Free online robots.txt generator
Twaino’s robots.txt generator allows you to visually create a complete and valid robots.txt file for your website. This file is essential for controlling how search engines crawl and index your site. With our intuitive interface, you can add User-Agent rules, Allow and Disallow directives, and specify your sitemap URL without writing a single line of code manually.
The robots.txt file is placed at the root of your website and is the first thing search engine bots check before exploring your pages. A misconfigured robots.txt can block the indexing of important pages or, conversely, allow bots to access resources you want to keep private.
How to use the robots.txt generator?
The tool starts with a default rule for the User-Agent “*” (all bots). You can add Allow or Disallow directives for each User-Agent by clicking “+ Directive”. To target a specific bot like Googlebot or Bingbot, click “+ Add User-Agent” and enter its name. Enter your sitemap URL in the provided field and the preview updates in real-time on the right. Copy the result with one click and paste it into your robots.txt file.
What is the robots.txt file?
The robots.txt file is a text file that follows the Robots Exclusion Protocol. It tells search engine bots which parts of your site they can or cannot crawl. Each set of rules begins with a User-agent directive that identifies the bot in question, followed by Allow and Disallow directives that specify which paths are accessible or blocked.

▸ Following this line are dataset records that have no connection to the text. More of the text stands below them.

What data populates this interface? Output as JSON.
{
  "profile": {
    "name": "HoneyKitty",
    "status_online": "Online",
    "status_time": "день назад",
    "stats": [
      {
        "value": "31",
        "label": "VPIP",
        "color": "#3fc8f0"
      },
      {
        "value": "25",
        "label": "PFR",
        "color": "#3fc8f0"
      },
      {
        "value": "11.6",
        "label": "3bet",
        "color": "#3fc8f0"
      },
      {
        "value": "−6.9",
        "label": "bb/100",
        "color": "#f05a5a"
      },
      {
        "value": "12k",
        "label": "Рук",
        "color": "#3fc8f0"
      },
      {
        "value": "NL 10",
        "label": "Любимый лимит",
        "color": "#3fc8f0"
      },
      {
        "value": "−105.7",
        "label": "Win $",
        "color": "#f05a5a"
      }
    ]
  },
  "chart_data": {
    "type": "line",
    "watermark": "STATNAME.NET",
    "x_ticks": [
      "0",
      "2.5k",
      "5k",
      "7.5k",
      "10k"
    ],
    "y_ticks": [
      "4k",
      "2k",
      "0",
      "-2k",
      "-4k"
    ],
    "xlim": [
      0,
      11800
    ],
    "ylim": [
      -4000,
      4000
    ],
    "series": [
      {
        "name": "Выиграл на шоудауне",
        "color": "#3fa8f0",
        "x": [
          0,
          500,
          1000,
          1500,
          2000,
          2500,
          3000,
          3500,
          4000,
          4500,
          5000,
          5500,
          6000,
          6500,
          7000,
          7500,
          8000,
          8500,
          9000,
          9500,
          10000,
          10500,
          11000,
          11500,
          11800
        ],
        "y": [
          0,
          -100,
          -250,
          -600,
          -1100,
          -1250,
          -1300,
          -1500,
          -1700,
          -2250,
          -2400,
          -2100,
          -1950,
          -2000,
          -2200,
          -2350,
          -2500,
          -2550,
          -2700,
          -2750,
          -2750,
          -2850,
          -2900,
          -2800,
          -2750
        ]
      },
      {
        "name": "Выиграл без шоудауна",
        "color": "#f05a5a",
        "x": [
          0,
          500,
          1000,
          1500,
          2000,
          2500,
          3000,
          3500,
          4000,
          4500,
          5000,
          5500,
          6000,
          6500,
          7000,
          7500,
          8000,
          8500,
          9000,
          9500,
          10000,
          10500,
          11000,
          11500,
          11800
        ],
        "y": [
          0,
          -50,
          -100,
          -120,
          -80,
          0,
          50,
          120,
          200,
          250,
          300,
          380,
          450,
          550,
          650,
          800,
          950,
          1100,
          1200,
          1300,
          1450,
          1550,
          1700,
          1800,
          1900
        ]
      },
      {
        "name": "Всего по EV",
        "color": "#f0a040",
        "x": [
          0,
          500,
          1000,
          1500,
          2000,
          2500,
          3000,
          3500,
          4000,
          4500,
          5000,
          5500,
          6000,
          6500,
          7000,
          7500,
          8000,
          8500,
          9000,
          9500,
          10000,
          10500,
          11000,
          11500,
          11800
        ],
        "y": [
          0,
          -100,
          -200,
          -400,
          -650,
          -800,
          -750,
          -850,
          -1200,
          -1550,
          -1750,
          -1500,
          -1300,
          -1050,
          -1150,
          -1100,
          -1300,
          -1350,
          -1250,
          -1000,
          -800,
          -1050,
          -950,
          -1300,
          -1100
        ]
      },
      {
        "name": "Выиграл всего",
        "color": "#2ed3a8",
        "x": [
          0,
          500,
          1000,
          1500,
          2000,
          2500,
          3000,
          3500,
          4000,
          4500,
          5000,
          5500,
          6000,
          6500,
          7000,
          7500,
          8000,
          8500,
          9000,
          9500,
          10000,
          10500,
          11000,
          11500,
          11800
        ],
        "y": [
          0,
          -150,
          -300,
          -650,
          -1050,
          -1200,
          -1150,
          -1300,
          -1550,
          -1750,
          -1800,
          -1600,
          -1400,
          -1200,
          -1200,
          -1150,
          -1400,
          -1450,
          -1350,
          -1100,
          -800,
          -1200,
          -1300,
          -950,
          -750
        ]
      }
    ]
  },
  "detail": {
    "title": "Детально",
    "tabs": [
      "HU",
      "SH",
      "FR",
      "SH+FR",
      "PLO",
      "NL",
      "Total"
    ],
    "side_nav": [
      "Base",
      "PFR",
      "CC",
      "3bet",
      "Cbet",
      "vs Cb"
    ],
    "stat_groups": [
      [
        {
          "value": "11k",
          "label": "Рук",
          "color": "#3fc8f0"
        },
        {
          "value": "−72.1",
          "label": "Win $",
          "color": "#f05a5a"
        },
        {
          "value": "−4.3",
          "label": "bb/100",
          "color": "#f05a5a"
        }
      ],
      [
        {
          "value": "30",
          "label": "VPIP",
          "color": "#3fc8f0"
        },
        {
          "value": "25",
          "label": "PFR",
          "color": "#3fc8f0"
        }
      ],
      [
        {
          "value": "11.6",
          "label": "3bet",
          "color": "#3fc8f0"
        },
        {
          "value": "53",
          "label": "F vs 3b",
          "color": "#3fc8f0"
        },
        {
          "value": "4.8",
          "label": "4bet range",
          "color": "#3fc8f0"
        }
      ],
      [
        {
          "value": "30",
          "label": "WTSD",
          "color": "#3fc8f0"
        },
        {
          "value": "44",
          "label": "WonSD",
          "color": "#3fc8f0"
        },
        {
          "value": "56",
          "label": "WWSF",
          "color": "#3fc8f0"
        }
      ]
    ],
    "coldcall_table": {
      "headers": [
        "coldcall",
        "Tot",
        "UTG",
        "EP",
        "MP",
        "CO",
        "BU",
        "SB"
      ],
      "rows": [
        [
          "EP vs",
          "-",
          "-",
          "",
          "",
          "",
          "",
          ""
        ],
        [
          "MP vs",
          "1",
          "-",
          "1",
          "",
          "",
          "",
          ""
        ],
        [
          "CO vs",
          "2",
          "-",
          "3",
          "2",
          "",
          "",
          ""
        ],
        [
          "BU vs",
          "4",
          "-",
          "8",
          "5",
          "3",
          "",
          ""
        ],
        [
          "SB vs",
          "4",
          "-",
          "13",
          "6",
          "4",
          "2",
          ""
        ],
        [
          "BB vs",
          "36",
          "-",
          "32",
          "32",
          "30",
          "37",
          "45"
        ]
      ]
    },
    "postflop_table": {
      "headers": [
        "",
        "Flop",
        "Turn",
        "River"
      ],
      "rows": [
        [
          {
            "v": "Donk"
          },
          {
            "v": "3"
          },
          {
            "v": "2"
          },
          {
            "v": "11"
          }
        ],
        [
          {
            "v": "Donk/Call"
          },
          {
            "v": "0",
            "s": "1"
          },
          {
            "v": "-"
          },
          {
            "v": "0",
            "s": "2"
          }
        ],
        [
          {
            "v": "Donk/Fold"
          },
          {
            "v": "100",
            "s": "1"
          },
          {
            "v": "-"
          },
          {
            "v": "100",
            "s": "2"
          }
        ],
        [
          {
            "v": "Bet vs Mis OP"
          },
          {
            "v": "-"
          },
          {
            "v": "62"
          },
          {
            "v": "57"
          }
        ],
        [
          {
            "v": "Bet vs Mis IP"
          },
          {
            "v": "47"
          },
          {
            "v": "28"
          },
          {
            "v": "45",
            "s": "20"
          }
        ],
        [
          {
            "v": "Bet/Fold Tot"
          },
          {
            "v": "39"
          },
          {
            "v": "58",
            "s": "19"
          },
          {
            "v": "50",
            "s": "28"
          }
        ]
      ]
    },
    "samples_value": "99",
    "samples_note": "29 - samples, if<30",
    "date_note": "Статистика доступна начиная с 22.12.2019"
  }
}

The Sitemap directive at the end of the file tells search engines where to find your XML sitemap, which facilitates the discovery and indexing of all your pages.
Best practices for robots.txt
Here are some essential recommendations for an effective robots.txt. Never block your CSS and JavaScript files because Google needs them to properly render your pages. Use robots.txt to block low-value SEO pages such as internal search results pages, sorting pages, or irrelevant tag archives. Always specify your XML sitemap URL to facilitate crawling.
Do not use robots.txt to hide sensitive pages because it is public and readable by everyone. To protect confidential content, use authentication or the meta noindex tag instead.
Common directive examples
For a WordPress site, it is common to block access to the wp-admin folder while allowing wp-admin/admin-ajax.php which is necessary for the site to function. Search pages are also typically blocked with Disallow: /?s= and duplicate tag pages. For an e-commerce site, you can block filter and sorting pages that create duplicate content.
FAQ
Does robots.txt prevent my pages from being indexed?
Robots.txt prevents crawling but not necessarily indexing. If other sites link to a blocked page, Google can still index it without visiting it. To prevent indexing, use the meta noindex tag.
What does User-agent: * mean?
The asterisk means “all bots”. The rules under this User-agent apply to all search engines except those that have specific rules defined earlier in the file.
Can I block only Google without affecting Bing?
Yes, create a specific group with User-agent: Googlebot and add your Disallow directives. Other engines will follow the rules of User-agent: * which do not contain these restrictions.
How do I test my robots.txt?
Use the robots.txt testing tool in Google Search Console. It allows you to verify whether a specific URL is blocked or allowed by your rules.
How often do bots check robots.txt?
Googlebot caches robots.txt and checks it approximately once per day. Changes are therefore not applied instantly.